At the start of the book, Helen and Ben have been married for eighteen years; have a twelve-year-old daughter whom they adopted from China as an infant; and have been in doomed marriage counseling for a while. Everyone in the family is tightly wound in his or her own way; it’s clear that something’s got to give. And, boy, it sure does, launching Helen, Ben, and Sara into completely changed lives – Helen into the world of public relations, Ben into rehab (actual and metaphorical), and Sara into the New York City public middle school scene.
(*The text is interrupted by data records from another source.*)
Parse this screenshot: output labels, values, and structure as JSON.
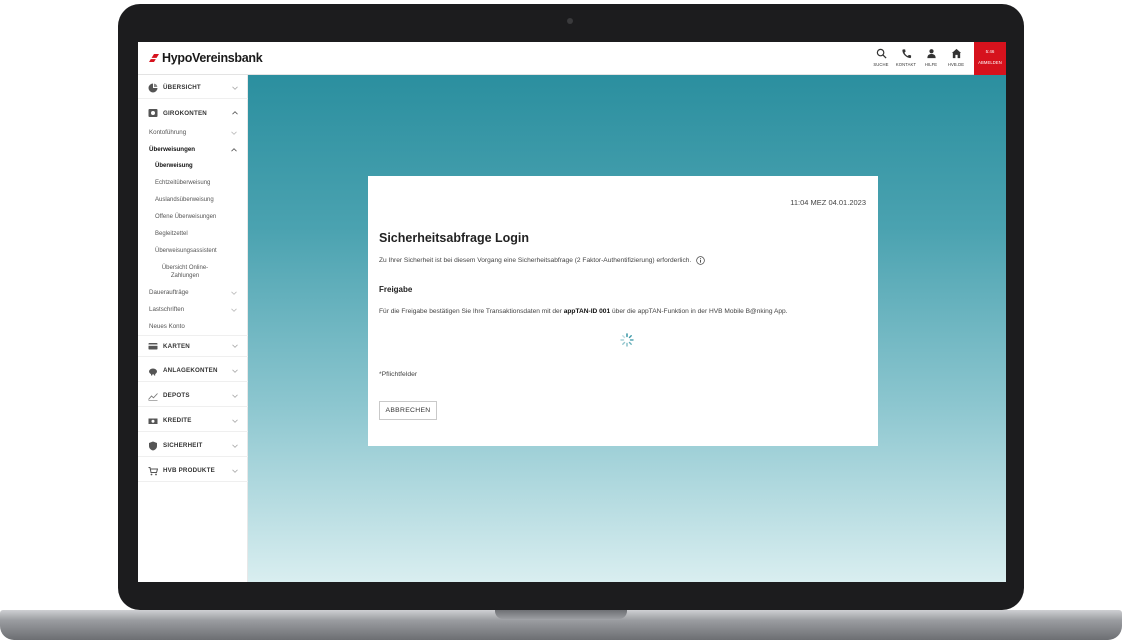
{
  "header": {
    "brand": "HypoVereinsbank",
    "nav": [
      {
        "label": "SUCHE",
        "icon": "search-icon"
      },
      {
        "label": "KONTAKT",
        "icon": "phone-icon"
      },
      {
        "label": "HILFE",
        "icon": "person-icon"
      },
      {
        "label": "HVB.DE",
        "icon": "home-icon"
      }
    ],
    "logout": {
      "time": "5:46",
      "label": "ABMELDEN"
    },
    "colors": {
      "brand_red": "#d6121d"
    }
  },
  "sidebar": {
    "overview": "ÜBERSICHT",
    "girokonten": {
      "label": "GIROKONTEN",
      "items": {
        "kontofuehrung": "Kontoführung",
        "ueberweisungen": "Überweisungen",
        "ueberweisungen_sub": [
          "Überweisung",
          "Echtzeitüberweisung",
          "Auslandsüberweisung",
          "Offene Überweisungen",
          "Begleitzettel",
          "Überweisungsassistent",
          "Übersicht Online-",
          "Zahlungen"
        ],
        "dauerauftraege": "Daueraufträge",
        "lastschriften": "Lastschriften",
        "neues_konto": "Neues Konto"
      }
    },
    "sections": [
      "KARTEN",
      "ANLAGEKONTEN",
      "DEPOTS",
      "KREDITE",
      "SICHERHEIT",
      "HVB PRODUKTE"
    ]
  },
  "dialog": {
    "timestamp": "11:04 MEZ 04.01.2023",
    "title": "Sicherheitsabfrage Login",
    "intro": "Zu Ihrer Sicherheit ist bei diesem Vorgang eine Sicherheitsabfrage (2 Faktor-Authentifizierung) erforderlich.",
    "section_title": "Freigabe",
    "instruction_pre": "Für die Freigabe bestätigen Sie Ihre Transaktionsdaten mit der ",
    "instruction_bold": "appTAN-ID 001",
    "instruction_post": " über die appTAN-Funktion in der HVB Mobile B@nking App.",
    "required_note": "*Pflichtfelder",
    "cancel_label": "ABBRECHEN"
  }
}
Here’s an excerpt about Helen from very early in the novel, after Helen and Ben have driven home in silence to their tony New York suburb after a painfully revealing marriage counseling session:
She knew what the right thing to do was. Dismantle it together: help him find a new place, work out the money, sign whatever needed to be signed, put on a united front for poor Sara, who’d already had two parents abandon her, after all. But for once in her life Helen didn’t want to do it. Why should she make even this easy for him? She’d made everything easy for him for eighteeen years, and he repaid her by making an explosive, weepy public display of his horror at the very sight of her. Screw the right thing. If he hated her so much, if life with her was such a death sentence, then let’s see him be a man about it, for once, and devise his own escape.
If you’re a reader who can gleefully appreciate a truly spectacular marriage break-up, complete with public scandal, but feels sympathy for all parties involved and wishes there could be news stories how each of them picks up the pieces and go on, you’ll love the nuances of this sharply observed, very funny but ultimately humane, modern New York novel. Or – if you just like novels by authors named Jonathan (e.g. Franzen, Lethem, Tropper, Evison) you’ll probably like this one.
A Thousand Pardons
Dee, Jonathan
Random House
March 12, 2013
978-0-8129-9321-9
224 p.
$26.00
Disclosure: I received a free advance reading copy of A Thousand Pardons from the publisher through NetGalley.